No-frills farmers market opens Saturday in Salt Lake City

(Trent Nelson | Tribune file photo) Artwork by Steve Johnson frames a scene at the opening day of the 2018 Downtown Farmers Market at Pioneer Park in Salt Lake City. This year, the arts and crafts section of the market has been eliminated due to coronavirus restrictions.

Goodbye, frills. Hello, basics.

That’s what shoppers should expect Saturday, when Salt Lake City’s Downtown Farmers Market opens for the 2020 season.

The extraneous stuff is gone. Thank you, coronavirus.

But the fundamentals will be there, assured Alison Einerson, executive director of Urban Food Connections of Utah, which operates the premier event at Pioneer Park each summer.

Eliminated this year are the food trucks and trailers that sell prepared foods, a move to prevent lingering and large gatherings. Gone, too, are the arts and crafts booths, live music and other entertainment.

Reusable bags are allowed, Einerson said. But dogs are prohibited — unless they are trained service animals for a specific medical condition. (Some people might not miss the four-legged visitors.)

Picking out that perfect pepper, zucchini or tomato will require restraint, because customers cannot handle any products or self-serve items.

The market also will close an hour earlier — running from 8 a.m. to 1 p.m. each Saturday through Oct. 24.

While this year’s offerings are limited, Einerson said, what will be available “are 96 of the best hardcore vendors the state has.”

Consumers will be able to buy fresh-picked fruits, vegetables and herbs; Utah-raised meats, eggs and cheeses; as well as bread, salsa, jam and other bottled and prepackaged items that can be taken home to enjoy.

The focus is less on fun and more on safe and efficient product sales, because farmers markets are considered an essential grocery service during COVID-19.

“It won’t be the social event you are used to," she said. “It will be like going to the grocery store — come in, get what you need.”

And leave.

To that end, Urban Food Connections is asking that only one person per household visit the market each Saturday.

The nonprofit has worked closely with city, county and state health officials to redesign the market for social distancing and other safety measures.

Booths will have a new configuration — facing out toward the street rather than looking in at the park. There also will be 10-foot spacing between vendors, which means your favorite farmer or producers might be in different spots this year.

There will be hand-sanitizer stations placed at regular intervals. Customers also should observe the one-way traffic flow and pay attention to the marked queuing lines at each booth to ensure physical distancing.

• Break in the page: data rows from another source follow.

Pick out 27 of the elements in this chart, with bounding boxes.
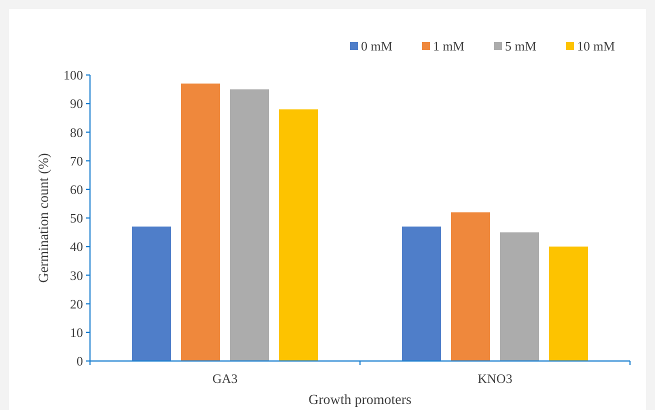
x-tick-label: KNO3: [478, 371, 512, 386]
y-tick-label: 20: [70, 296, 83, 312]
bar: [230, 89, 269, 361]
y-tick-label: 60: [70, 182, 83, 197]
bar: [402, 226, 441, 361]
bar: [132, 226, 171, 361]
y-tick-label: 40: [70, 239, 83, 254]
bar: [549, 246, 588, 361]
y-tick-label: 100: [64, 68, 83, 83]
y-tick-label: 50: [70, 210, 83, 226]
bar: [181, 84, 220, 361]
bar: [279, 109, 318, 361]
y-tick-label: 0: [76, 354, 83, 369]
legend-label: 10 mM: [577, 38, 616, 54]
legend-label: 5 mM: [505, 38, 537, 54]
y-tick-label: 80: [70, 124, 83, 140]
y-axis-title: Germination count (%): [37, 152, 52, 283]
bar: [500, 232, 539, 361]
x-tick-label: GA3: [212, 371, 238, 386]
legend-label: 1 mM: [433, 38, 465, 54]
y-tick-label: 70: [70, 153, 83, 168]
y-tick-label: 30: [70, 268, 83, 283]
legend-label: 0 mM: [361, 38, 393, 54]
bar: [451, 212, 490, 361]
y-tick-label: 10: [70, 324, 83, 340]
x-axis-title: Growth promoters: [308, 393, 412, 408]
y-tick-label: 90: [70, 96, 83, 112]
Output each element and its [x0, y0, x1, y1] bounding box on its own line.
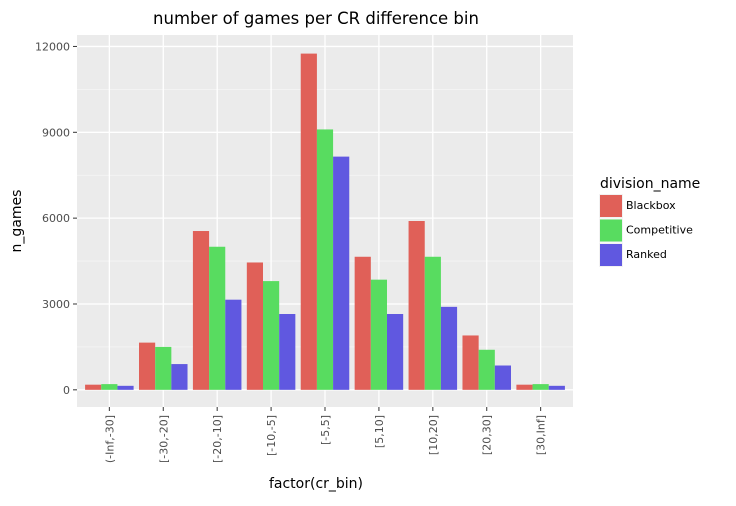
x-tick-label: [10,20]	[427, 415, 440, 455]
y-tick-label: 12000	[35, 40, 70, 53]
bar-competitive-6	[424, 256, 441, 390]
legend-items: Blackbox Competitive Ranked	[599, 194, 693, 267]
legend-item-competitive: Competitive	[599, 218, 693, 243]
legend-label: Blackbox	[626, 199, 676, 212]
bar-ranked-2	[225, 299, 242, 390]
legend-swatch	[600, 244, 622, 266]
bar-competitive-1	[155, 346, 172, 390]
bar-competitive-5	[370, 279, 387, 390]
bar-ranked-3	[279, 314, 296, 390]
bar-ranked-6	[440, 306, 458, 390]
bar-blackbox-6	[408, 221, 425, 390]
bar-blackbox-1	[139, 342, 156, 390]
bar-ranked-1	[171, 364, 188, 390]
x-axis: (-Inf,-30] [-30,-20] [-20,-10] [-10,-5] [-5,…	[103, 407, 548, 463]
bar-ranked-4	[333, 156, 350, 390]
bar-competitive-0	[101, 384, 118, 390]
chart-title: number of games per CR difference bin	[153, 9, 479, 28]
bar-blackbox-2	[192, 231, 210, 390]
legend-swatch	[600, 195, 622, 217]
bar-ranked-8	[548, 385, 565, 390]
bar-blackbox-8	[516, 384, 533, 390]
bar-competitive-7	[478, 349, 495, 390]
x-tick-label: (-Inf,-30]	[103, 415, 116, 463]
y-tick-label: 0	[63, 384, 70, 397]
x-axis-title: factor(cr_bin)	[269, 476, 363, 492]
legend-swatch	[600, 219, 622, 242]
legend-label: Ranked	[626, 248, 667, 261]
bars-layer	[85, 53, 565, 390]
bar-blackbox-0	[85, 384, 102, 390]
bar-competitive-2	[209, 246, 226, 390]
legend-title: division_name	[600, 176, 700, 192]
bar-ranked-0	[117, 385, 134, 390]
x-tick-label: [-20,-10]	[211, 415, 224, 463]
bar-ranked-5	[387, 314, 404, 390]
legend: division_name Blackbox Competitive Ranked	[599, 176, 700, 267]
legend-item-ranked: Ranked	[599, 243, 667, 267]
bar-blackbox-4	[300, 53, 317, 390]
x-tick-label: [20,30]	[481, 415, 494, 455]
bar-competitive-4	[316, 129, 334, 390]
y-axis-title: n_games	[9, 190, 25, 253]
y-tick-label: 9000	[42, 126, 70, 139]
bar-competitive-8	[532, 384, 549, 390]
bar-blackbox-3	[246, 262, 263, 390]
x-tick-label: [-30,-20]	[157, 415, 170, 463]
bar-blackbox-5	[354, 256, 371, 390]
bar-blackbox-7	[462, 335, 479, 390]
x-tick-label: [5,10]	[373, 415, 386, 448]
y-tick-label: 3000	[42, 298, 70, 311]
bar-ranked-7	[494, 365, 511, 390]
y-axis: 0 3000 6000 9000 12000	[35, 40, 77, 397]
bar-competitive-3	[263, 281, 280, 390]
y-tick-label: 6000	[42, 212, 70, 225]
legend-label: Competitive	[626, 224, 693, 237]
legend-item-blackbox: Blackbox	[599, 194, 676, 218]
x-tick-label: [30,Inf]	[535, 415, 548, 455]
x-tick-label: [-5,5]	[319, 415, 332, 445]
x-tick-label: [-10,-5]	[265, 415, 278, 456]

Masks aren’t mandated, Einerson said, but it would be great if people wore them. Same goes for cash. It’s not barred, but venders will have touch-free payment options. For their part, vendors will be wearing masks and gloves, she said, and sanitizing regularly.

When the pandemic hit, the Downtown Alliance launched a “Save Our Market” campaign to help cover lost revenue and new costs. So far, it has collected nearly half ($24,000) of its $50,000 goal.

“When we lost half the vendors," Einerson said, “we also lost half our revenue.”

Changes required to make the market safe during the pandemic also have been costly.

From shortages in grocery stores to outbreaks at meat-processing plants — including one at the JBS facility in Hyrum — the pandemic has heightened the appreciation of where food comes from and how it is handled.

“Maybe that’s the silver lining," Einerson said.

Knowing your local producer has always been the advantage of shopping at a farmers market.

“If this drives more people to eat local,” she said, "that is one thing we can say that we have gained out of this horrible situation.”

Farmers Market rules

• Do not attend the market if you are sick.

• Shop quickly and efficiently. Do not linger or gather.

• Look for signs that show where to line up at booths.

• Maintain 6 feet of social distancing between other customers and vendors.

• Wear a mask or face covering (recommended).

• Limit your visit to one shopper per household.

• When possible, use a credit card, debit card, cashless mobile app or exact change.

• Keep pets home — with the exception of service animals that are trained to respond to a specific medical condition.

• Observe one-way traffic flow (signs and arrows will be posted).

• Reusable bags are allowed.

• Customers may not handle any products or self-serve.

• SNAP exchange and Double Up Food Bucks will be available.